Il en va de même pour la transformation des organisations : l’importance d’intégrer des entrepreneurs est reconnue depuis longtemps et les organisations ont fait des efforts en ce sens, mais seulement dans le but de devenir plus entrepreneuriales. C’est cette conception qu’il faut revoir : les entrepreneurs ne doivent pas venir en renfort du management existant, mais contribuer à le transformer par leurs principes d’action ainsi que leur posture générale.

Le défi de la transformation

Face aux nombreuses ruptures de leur environnement, la plupart des grandes entreprises n’ont pas d’autre choix que de se transformer en profondeur.

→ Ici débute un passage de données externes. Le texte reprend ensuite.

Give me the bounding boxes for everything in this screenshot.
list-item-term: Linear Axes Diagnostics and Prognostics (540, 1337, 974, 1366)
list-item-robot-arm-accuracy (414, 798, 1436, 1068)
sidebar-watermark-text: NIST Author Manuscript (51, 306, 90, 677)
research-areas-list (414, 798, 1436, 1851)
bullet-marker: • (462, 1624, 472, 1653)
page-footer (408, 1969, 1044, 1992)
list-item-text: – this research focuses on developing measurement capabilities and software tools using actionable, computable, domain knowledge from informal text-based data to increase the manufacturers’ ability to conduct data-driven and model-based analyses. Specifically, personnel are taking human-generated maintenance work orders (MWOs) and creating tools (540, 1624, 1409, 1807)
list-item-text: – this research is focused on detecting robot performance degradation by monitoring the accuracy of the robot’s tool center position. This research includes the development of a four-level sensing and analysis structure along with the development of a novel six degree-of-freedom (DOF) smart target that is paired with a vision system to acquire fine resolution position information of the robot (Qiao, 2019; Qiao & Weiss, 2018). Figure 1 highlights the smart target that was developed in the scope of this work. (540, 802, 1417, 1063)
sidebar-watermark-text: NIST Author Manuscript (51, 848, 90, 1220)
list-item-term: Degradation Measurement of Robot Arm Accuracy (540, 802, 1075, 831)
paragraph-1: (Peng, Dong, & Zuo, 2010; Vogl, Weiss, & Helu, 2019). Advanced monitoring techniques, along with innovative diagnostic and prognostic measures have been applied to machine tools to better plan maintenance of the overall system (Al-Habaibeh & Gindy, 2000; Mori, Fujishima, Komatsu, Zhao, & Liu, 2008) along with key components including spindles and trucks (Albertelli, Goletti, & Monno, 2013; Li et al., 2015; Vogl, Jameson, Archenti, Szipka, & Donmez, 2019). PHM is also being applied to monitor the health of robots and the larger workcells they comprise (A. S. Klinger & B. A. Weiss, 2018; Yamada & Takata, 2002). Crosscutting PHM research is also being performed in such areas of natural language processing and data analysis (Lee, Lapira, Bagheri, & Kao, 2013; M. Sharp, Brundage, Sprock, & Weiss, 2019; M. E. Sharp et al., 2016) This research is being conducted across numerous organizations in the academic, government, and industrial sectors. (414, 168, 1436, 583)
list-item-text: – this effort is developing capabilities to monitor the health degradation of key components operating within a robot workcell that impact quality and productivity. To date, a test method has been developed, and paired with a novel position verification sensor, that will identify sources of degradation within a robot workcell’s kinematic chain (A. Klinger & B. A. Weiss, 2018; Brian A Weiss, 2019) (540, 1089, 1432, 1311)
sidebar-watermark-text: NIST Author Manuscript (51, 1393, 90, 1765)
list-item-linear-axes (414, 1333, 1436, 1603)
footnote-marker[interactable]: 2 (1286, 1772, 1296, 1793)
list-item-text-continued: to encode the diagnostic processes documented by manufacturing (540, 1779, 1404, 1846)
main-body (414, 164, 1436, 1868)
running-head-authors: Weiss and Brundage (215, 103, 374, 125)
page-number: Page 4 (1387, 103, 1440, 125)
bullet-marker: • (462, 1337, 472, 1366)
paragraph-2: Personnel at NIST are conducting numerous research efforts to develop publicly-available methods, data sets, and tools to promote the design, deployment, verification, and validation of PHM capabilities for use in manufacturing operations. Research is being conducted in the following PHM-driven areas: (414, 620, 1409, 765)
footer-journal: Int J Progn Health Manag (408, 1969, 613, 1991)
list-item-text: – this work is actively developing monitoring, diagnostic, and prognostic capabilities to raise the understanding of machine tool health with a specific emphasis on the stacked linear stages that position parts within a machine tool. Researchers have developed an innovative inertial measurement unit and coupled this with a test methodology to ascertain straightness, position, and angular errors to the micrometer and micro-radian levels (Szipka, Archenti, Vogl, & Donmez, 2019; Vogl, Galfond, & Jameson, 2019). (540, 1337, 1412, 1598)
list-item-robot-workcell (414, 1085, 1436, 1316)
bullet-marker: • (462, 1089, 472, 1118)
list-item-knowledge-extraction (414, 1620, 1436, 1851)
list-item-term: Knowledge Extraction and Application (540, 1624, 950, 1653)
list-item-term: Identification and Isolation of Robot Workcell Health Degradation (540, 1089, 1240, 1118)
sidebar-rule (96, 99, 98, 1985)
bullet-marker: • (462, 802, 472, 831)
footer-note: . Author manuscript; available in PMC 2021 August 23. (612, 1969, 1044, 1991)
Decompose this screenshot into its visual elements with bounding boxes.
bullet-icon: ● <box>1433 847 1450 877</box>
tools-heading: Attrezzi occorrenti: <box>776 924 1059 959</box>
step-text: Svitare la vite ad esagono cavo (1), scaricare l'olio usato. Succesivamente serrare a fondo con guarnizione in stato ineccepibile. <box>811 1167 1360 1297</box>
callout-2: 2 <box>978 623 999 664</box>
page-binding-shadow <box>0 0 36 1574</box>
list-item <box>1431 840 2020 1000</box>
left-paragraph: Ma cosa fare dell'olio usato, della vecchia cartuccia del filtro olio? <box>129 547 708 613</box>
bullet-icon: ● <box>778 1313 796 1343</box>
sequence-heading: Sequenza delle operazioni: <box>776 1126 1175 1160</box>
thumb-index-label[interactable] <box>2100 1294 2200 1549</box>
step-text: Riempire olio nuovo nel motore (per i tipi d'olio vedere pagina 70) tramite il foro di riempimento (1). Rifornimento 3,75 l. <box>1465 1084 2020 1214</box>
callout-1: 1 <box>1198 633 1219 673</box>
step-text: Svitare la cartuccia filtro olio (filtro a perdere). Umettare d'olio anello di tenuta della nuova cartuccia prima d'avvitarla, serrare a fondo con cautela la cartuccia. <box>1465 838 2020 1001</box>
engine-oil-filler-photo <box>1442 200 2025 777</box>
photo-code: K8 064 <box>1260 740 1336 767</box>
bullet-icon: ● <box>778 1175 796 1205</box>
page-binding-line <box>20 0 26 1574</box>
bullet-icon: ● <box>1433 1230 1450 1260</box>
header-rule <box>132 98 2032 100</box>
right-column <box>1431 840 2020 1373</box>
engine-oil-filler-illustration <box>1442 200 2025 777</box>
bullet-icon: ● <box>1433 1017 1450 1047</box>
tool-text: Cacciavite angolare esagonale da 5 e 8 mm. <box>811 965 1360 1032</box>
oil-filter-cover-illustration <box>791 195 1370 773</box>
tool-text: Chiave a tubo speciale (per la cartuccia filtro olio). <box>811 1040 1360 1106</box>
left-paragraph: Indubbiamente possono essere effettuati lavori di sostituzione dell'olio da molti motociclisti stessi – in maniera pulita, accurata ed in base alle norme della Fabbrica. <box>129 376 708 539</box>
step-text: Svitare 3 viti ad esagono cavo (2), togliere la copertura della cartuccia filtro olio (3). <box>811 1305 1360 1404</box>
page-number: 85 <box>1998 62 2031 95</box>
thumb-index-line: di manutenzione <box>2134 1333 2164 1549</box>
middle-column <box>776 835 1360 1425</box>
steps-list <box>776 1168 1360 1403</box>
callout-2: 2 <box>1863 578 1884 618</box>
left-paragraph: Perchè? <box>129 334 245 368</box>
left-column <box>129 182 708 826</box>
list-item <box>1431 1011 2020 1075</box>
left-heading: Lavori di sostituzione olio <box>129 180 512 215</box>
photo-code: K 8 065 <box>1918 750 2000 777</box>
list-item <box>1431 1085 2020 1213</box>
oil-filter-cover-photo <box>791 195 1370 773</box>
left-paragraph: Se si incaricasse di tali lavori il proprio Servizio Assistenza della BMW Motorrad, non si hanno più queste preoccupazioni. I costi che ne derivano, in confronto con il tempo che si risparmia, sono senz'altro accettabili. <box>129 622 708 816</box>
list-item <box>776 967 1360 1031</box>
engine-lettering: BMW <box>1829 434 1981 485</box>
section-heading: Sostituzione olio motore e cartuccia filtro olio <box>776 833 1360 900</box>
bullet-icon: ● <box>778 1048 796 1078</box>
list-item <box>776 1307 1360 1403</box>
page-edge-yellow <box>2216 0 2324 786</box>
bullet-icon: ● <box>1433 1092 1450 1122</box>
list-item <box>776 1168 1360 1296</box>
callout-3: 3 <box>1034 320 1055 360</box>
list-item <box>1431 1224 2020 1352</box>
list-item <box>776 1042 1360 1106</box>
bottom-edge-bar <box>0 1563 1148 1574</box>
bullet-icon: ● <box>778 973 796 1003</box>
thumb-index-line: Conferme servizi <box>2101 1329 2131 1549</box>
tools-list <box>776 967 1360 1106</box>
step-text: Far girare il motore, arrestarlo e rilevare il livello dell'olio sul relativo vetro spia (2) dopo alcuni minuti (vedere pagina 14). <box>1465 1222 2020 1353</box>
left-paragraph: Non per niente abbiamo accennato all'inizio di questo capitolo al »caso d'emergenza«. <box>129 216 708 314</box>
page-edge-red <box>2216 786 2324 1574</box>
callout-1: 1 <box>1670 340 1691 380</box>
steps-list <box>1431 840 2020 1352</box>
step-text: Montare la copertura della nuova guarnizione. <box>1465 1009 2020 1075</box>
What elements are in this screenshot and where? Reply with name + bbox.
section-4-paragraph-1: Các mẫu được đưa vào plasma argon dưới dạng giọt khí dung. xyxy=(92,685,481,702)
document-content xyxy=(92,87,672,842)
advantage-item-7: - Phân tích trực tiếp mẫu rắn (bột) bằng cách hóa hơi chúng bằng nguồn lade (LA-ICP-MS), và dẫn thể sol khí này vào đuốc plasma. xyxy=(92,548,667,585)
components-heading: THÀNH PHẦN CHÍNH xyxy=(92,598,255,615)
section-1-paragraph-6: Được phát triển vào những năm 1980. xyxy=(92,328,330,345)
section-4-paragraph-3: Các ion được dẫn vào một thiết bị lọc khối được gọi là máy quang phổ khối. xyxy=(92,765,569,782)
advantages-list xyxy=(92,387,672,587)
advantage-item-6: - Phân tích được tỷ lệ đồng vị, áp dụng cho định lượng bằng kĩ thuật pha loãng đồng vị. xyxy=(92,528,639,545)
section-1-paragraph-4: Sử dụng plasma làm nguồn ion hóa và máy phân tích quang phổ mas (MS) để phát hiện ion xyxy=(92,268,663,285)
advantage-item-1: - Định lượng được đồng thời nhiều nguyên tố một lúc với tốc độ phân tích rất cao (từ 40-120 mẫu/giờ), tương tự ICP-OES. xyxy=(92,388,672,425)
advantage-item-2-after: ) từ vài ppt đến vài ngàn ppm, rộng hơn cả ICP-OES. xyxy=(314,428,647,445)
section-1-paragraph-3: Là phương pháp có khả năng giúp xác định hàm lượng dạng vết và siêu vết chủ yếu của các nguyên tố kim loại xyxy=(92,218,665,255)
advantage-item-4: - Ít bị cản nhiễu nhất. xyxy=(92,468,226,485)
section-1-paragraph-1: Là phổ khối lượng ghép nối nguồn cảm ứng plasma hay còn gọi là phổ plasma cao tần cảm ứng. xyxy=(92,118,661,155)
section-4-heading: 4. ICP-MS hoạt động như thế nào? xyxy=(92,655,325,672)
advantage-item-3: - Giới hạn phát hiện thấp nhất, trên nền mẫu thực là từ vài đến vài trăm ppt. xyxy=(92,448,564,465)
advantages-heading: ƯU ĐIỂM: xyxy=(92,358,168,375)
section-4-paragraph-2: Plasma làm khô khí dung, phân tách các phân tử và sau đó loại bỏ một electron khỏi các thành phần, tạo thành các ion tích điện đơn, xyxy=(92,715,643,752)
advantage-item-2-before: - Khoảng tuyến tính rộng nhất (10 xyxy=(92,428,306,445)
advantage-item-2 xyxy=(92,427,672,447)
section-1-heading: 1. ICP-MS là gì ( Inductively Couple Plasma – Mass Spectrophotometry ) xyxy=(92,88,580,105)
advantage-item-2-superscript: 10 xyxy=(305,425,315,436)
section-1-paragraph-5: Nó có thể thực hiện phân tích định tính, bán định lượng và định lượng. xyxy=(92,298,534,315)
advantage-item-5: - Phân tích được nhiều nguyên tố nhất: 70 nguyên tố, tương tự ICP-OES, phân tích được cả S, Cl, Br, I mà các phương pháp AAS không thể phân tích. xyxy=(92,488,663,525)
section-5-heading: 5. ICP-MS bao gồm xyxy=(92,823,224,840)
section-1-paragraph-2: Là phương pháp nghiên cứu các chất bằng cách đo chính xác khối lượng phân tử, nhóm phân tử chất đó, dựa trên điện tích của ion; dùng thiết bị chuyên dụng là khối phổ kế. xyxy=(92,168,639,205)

Et pourtant les résultats des programmes de transformation, lancés depuis une dizaine d’années, sont décevants.

Les raisons sont nombreuses mais tiennent principalement à la logique qui sous-tend ces programmes. Ceux-ci butent en effet sur une contradiction : d’une part, la transformation est rendue nécessaire par l’avènement d’une société plus entrepreneuriale dans laquelle la réussite et la performance futures reposeront sur la créativité et l’autonomie. Mais d’autre part, ils restent piégés dans des modèles mentaux anciens : un but fixé par la direction générale, un plan d’exécution, une méthode… Des notions bien éloignées du monde entrepreneurial. C’est donc la façon même de se transformer qu’il faut changer.

Des individus normaux appliquant des principes simples

Il y a vingt ans, Saras Sarasvathy, une chercheuse américaine d’origine indienne, mettait en valeur comment les entrepreneurs créent de nouveaux produits, de nouveaux marchés et de nouvelles organisations. Ceux-ci ne sont pas nécessairement des super héros visionnaires disposant de ressources importantes mais des individus normaux appliquant quelques principes simples, qu’elle a regroupés sous le nom d’effectuation :

1- Démarrer avec ce qu’on a sous la main, pas ce qu’on aimerait avoir ;

2- Raisonner en termes de pertes acceptables, pas de retour attendu ;

3- Progresser en s’associant avec d’autres parties prenantes ;

4- Tirer parti des surprises plutôt que d’essayer de les éviter ;

5- Voir le monde comme on aimerait qu’il soit pour le transformer à cet effet.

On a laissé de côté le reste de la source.